HSC Maths Advanced Syllabus

Logarithms and Geometric Sequences

Logarithms are frequently used in finance, particularly in conjunction with geometric sequences, to solve problems involving compound interest, growth rates, and the value of money. Here is an in-depth explanation of how solve logarithmic and exponential inequalities:

The first method is to simply use trial and error to solve the inequalities. This generally works when small values are used. For example, for the inequality $2^n<70$, we can simply substitute small values of $n$, to see what values result in values less than $70$.

Thus, we can substitute in $n=6$, as a rough estimate:

$$2^6 <70\\64<70$$

Therefore, we can see that $n=6$ fits the inequality as $64$ is less than $70$ . However, we also know that it is the largest integer that fits the inequality. It should be noted that as numbers grow in value, the accuracy of this method is diminished.

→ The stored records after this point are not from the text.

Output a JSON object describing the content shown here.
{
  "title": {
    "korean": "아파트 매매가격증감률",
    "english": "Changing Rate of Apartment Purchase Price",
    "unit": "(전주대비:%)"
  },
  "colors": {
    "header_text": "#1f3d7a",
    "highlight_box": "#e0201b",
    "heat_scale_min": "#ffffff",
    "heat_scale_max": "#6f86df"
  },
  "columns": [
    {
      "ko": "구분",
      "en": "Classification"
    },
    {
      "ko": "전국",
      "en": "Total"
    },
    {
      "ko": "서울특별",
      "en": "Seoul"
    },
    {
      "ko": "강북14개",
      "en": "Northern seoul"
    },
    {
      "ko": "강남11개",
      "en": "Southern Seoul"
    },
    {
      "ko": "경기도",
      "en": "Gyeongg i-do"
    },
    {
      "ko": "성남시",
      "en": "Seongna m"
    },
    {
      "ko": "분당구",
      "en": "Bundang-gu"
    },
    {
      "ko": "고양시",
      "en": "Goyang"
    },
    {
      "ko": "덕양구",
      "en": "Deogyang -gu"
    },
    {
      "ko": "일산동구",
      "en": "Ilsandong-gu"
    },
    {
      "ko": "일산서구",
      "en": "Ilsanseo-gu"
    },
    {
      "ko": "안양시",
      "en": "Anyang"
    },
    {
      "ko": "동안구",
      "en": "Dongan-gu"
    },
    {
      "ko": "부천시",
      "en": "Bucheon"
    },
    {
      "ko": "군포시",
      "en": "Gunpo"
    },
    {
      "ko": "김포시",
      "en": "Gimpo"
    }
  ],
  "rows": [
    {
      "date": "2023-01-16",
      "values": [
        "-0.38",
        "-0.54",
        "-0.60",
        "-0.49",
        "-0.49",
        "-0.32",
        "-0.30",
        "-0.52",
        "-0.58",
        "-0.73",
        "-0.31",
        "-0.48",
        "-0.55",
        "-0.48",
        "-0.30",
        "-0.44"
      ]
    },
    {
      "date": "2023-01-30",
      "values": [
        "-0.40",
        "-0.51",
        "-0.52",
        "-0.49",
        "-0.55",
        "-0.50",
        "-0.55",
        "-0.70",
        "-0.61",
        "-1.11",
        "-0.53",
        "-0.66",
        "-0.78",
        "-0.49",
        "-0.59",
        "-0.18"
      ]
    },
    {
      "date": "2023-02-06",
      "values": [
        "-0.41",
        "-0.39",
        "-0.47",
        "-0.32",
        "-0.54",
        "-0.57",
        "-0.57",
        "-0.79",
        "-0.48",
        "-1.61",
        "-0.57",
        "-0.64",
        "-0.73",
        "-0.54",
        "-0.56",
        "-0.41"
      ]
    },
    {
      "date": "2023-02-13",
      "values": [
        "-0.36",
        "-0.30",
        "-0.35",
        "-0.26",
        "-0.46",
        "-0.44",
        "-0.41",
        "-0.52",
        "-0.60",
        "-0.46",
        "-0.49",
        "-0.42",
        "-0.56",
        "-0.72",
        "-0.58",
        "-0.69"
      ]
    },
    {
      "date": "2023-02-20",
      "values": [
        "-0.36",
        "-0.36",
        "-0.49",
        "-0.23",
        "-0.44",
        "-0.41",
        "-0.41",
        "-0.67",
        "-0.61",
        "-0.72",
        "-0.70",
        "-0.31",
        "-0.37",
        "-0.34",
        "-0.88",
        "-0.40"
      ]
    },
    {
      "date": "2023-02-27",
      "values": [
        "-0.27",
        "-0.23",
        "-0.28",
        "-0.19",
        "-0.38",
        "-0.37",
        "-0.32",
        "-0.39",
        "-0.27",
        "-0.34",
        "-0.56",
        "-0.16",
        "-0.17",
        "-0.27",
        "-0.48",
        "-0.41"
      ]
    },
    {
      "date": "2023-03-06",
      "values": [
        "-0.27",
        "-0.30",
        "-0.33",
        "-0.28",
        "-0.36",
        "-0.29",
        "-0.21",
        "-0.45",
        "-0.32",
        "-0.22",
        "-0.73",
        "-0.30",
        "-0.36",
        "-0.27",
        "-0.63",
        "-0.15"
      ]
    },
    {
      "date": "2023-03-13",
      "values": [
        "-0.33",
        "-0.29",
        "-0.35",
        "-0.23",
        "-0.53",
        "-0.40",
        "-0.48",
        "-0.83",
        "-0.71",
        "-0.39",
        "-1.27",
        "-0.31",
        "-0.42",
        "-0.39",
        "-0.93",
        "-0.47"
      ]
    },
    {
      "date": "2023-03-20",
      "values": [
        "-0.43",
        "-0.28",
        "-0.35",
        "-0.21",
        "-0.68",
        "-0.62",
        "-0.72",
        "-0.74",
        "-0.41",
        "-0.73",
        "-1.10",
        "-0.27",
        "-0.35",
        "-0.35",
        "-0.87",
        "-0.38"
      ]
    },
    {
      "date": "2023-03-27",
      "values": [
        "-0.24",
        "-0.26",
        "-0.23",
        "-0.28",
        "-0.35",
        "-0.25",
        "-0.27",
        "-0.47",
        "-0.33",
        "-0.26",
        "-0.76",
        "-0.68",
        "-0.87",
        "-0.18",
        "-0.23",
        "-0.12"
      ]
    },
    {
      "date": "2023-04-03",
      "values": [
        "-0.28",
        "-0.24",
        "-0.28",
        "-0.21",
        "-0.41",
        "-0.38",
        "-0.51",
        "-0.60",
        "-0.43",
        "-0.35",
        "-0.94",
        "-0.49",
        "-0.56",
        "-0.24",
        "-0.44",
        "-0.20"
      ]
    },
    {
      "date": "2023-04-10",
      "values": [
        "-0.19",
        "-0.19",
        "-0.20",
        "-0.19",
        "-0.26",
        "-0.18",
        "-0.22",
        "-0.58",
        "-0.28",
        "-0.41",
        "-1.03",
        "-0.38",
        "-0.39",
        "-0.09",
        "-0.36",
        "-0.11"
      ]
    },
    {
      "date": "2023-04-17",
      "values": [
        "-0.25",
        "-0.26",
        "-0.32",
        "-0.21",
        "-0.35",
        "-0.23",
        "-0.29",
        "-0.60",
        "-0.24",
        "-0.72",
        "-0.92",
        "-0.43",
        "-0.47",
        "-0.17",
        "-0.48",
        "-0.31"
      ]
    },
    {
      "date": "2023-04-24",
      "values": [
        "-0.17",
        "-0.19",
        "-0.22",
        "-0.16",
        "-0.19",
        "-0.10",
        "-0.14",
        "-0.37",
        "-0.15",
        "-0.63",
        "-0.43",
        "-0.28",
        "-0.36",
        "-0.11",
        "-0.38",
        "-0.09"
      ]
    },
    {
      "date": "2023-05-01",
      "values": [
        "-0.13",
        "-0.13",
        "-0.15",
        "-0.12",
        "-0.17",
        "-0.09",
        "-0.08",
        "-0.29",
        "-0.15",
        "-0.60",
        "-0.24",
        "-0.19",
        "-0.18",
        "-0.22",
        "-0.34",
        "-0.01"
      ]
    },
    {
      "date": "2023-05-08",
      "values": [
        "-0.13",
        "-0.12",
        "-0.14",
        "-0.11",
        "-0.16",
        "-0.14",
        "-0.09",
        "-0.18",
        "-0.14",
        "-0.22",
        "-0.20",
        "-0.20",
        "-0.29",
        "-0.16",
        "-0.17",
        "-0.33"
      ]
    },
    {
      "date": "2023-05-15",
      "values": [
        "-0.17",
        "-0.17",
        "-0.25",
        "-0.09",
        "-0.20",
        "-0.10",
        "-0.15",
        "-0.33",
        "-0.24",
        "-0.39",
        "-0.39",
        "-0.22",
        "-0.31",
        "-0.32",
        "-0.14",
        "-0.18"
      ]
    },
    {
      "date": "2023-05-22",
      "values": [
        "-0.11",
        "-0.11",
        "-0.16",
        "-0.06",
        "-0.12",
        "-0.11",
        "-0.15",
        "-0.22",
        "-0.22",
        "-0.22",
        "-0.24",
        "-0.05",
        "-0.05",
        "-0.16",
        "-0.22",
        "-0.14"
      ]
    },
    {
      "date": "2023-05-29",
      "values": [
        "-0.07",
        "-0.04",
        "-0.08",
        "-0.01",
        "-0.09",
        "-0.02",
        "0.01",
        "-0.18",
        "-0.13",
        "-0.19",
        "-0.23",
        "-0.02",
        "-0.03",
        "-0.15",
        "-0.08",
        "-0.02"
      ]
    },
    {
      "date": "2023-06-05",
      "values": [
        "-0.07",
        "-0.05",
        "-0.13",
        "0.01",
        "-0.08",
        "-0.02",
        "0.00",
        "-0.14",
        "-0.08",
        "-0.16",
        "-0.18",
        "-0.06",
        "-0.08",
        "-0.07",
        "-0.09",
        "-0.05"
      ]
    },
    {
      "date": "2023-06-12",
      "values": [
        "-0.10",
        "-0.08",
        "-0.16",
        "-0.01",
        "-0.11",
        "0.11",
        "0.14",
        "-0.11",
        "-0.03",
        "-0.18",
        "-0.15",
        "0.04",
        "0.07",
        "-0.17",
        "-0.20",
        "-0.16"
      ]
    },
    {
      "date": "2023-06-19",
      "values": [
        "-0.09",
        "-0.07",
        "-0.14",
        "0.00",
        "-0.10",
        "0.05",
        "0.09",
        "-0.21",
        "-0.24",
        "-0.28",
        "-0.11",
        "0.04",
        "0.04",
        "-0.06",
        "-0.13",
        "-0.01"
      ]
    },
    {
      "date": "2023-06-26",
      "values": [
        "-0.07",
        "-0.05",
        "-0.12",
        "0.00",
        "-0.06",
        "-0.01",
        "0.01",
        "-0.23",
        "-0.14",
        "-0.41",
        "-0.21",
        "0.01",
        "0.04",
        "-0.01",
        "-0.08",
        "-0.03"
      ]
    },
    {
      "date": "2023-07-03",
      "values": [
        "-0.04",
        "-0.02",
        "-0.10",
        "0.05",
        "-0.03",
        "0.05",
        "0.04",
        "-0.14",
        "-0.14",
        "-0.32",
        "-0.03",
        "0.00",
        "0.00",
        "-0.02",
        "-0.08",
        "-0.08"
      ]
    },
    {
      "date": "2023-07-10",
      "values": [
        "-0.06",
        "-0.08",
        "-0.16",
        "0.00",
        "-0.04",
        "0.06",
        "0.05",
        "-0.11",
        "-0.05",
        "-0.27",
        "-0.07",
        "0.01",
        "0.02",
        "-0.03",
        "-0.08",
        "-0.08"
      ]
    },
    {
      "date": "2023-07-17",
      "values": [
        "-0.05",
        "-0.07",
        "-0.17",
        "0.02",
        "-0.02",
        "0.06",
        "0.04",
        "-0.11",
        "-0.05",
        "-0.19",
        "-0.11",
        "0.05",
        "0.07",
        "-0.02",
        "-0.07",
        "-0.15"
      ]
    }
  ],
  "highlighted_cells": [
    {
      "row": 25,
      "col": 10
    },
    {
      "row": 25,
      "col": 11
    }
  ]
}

The second method is to turn the inequality into an equation, solve for the unknown variable, and then depending on the original inequality sign, determine the closest integer which fits the inequality. Let’s complete these steps using the example, $2^n<500000$.

Turning the inequality into an equation we get:

$$2^n=500000$$

Now we solve the equation to find $n$:

$$n=log_2500000\\=\frac{log500000}{log2}\\=18.93$$

Looking at the original inequality, we know that $2^n< 500000$, and as such the largest possible integer $n$ can equal to fit this inequality, is $18$.